The Chase is one of a series of activities being organised to celebrate the anniversary of The Lady of the Lake.

There will also be a concert, the creation of a permanent art and literary trail around Loch Katrine, cruises, exhibitions and guided walks.

Bruce Crawford, the minister for parliamentary business, said: "Many people underestimate how much Sir Walter Scott did for Scotland and we want to shout about his achievements.

"Everyone should know what he did for tourism, Scotland's image and our heritage, as well as his wonderful novels and poems."
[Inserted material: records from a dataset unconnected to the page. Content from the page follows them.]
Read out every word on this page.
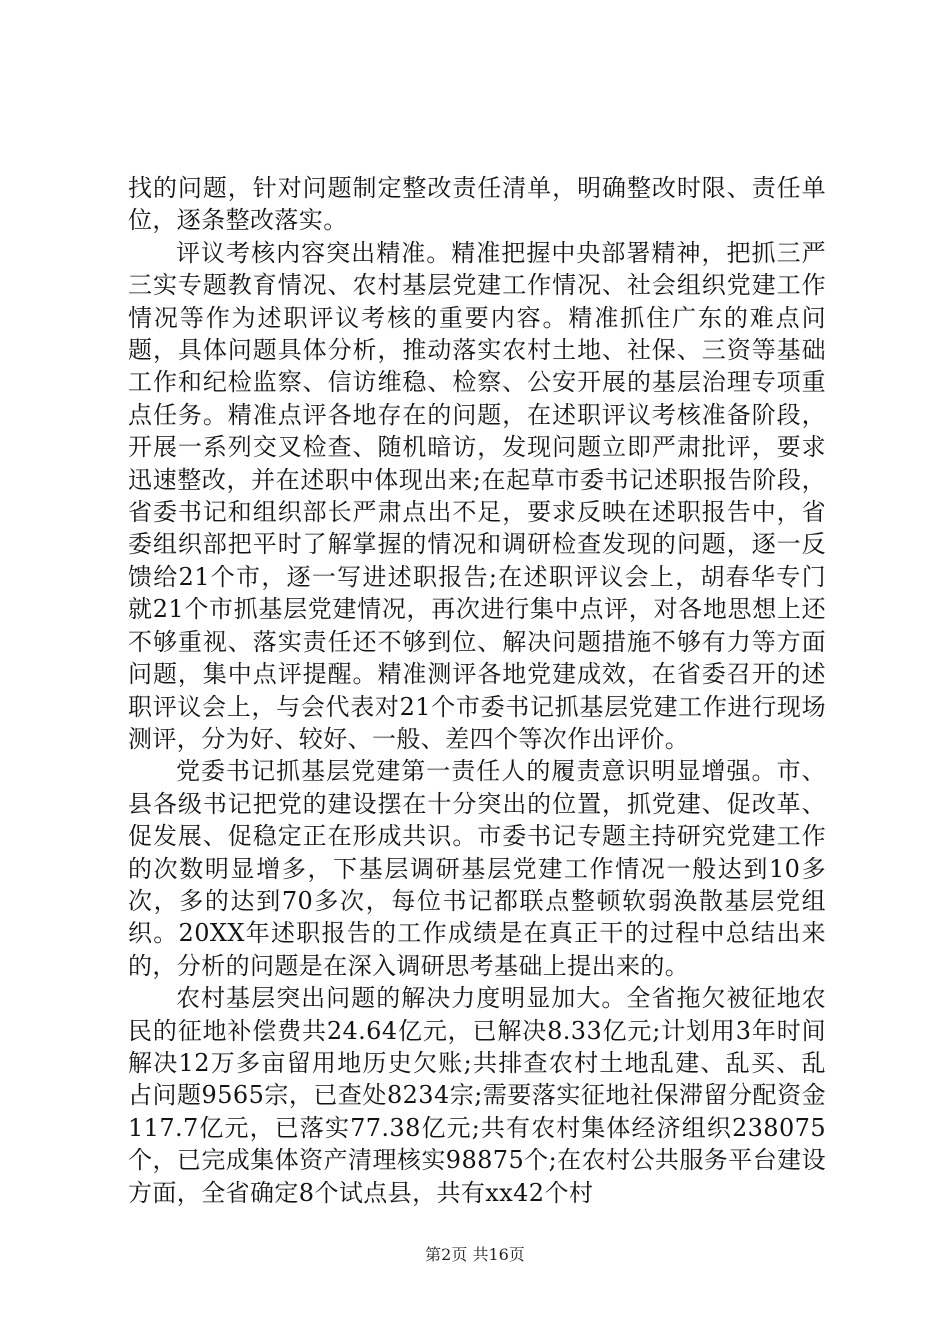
找的问题，针对问题制定整改责任清单，明确整改时限、责任单位，逐条整改落实。

评议考核内容突出精准。精准把握中央部署精神，把抓三严三实专题教育情况、农村基层党建工作情况、社会组织党建工作情况等作为述职评议考核的重要内容。精准抓住广东的难点问题，具体问题具体分析，推动落实农村土地、社保、三资等基础工作和纪检监察、信访维稳、检察、公安开展的基层治理专项重点任务。精准点评各地存在的问题，在述职评议考核准备阶段，开展一系列交叉检查、随机暗访，发现问题立即严肃批评，要求迅速整改，并在述职中体现出来;在起草市委书记述职报告阶段，省委书记和组织部长严肃点出不足，要求反映在述职报告中，省委组织部把平时了解掌握的情况和调研检查发现的问题，逐一反馈给21个市，逐一写进述职报告;在述职评议会上，胡春华专门就21个市抓基层党建情况，再次进行集中点评，对各地思想上还不够重视、落实责任还不够到位、解决问题措施不够有力等方面问题，集中点评提醒。精准测评各地党建成效，在省委召开的述职评议会上，与会代表对21个市委书记抓基层党建工作进行现场测评，分为好、较好、一般、差四个等次作出评价。

党委书记抓基层党建第一责任人的履责意识明显增强。市、县各级书记把党的建设摆在十分突出的位置，抓党建、促改革、促发展、促稳定正在形成共识。市委书记专题主持研究党建工作的次数明显增多，下基层调研基层党建工作情况一般达到10多次，多的达到70多次，每位书记都联点整顿软弱涣散基层党组织。20XX年述职报告的工作成绩是在真正干的过程中总结出来的，分析的问题是在深入调研思考基础上提出来的。

农村基层突出问题的解决力度明显加大。全省拖欠被征地农民的征地补偿费共24.64亿元，已解决8.33亿元;计划用3年时间解决12万多亩留用地历史欠账;共排查农村土地乱建、乱买、乱占问题9565宗，已查处8234宗;需要落实征地社保滞留分配资金117.7亿元，已落实77.38亿元;共有农村集体经济组织238075个，已完成集体资产清理核实98875个;在农村公共服务平台建设方面，全省确定8个试点县，共有xx42个村

第2页 共16页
• To find out more about the programme of events, called ScottsLand, visit www.scottsland.co.uk

From 'The Chase'

The stag at eve had drunk his fill,

Where danced the moon on Monan's rill,

And deep his midnight lair had made

In lone Glenartney's hazel shade;

But when the sun his beacon red

Had kindled on Benvoirlich's head,

The deep-mouthed bloodhound's heavy bay

Resounded up the rocky way,

And faint, from farther distance borne,

Were heard the clanging hoof and horn.

As Chief, who hears his warder call,

'To arms! the foemen storm the wall,'

The antlered monarch of the waste

Sprung from his heathery couch in haste.

But ere his fleet career he took,

The dew-drops from his flanks he shook;

Like crested leader proud and high

Tossed his beamed frontlet to the sky;

A moment gazed adown the dale,

A moment snuffed the tainted gale,

A moment listened to the cry,

That thickened as the chase drew nigh;

Then, as the headmost foes appeared,

With one brave bound the copse he cleared,

And, stretching forward free and far,

Sought the wild heaths of Uam-Var.

Yelled on the view the opening pack;

Rock, glen, and cavern paid them back;

To many a mingled sound at once

The awakened mountain gave response.

A hundred dogs bayed deep and strong,

Clattered a hundred steeds along,

Their peal the merry horns rung out,

A hundred voices joined the shout;

With hark and whoop and wild halloo,

No rest Benvoirlich's echoes knew.

Far from the tumult fled the roe,

Close in her covert cowered the doe,

The falcon, from her cairn on high,

Cast on the rout a wondering eye,

Till far beyond her piercing ken

The hurricane had swept the glen.

Faint, and more faint, its failing din

Returned from cavern, cliff, and linn,

And silence settled, wide and still,

On the lone wood and mighty hill.

Less loud the sounds of sylvan war

Disturbed the heights of Uam-Var,

And roused the cavern where, 'tis told,

A giant made his den of old;

For ere that steep ascent was won,

High in his pathway hung the sun,

And many a gallant, stayed perforce,

Was fain to breathe his faltering horse,

And of the trackers of the deer

Scarce half the lessening pack was near;

So shrewdly on the mountain-side

Had the bold burst their mettle tried.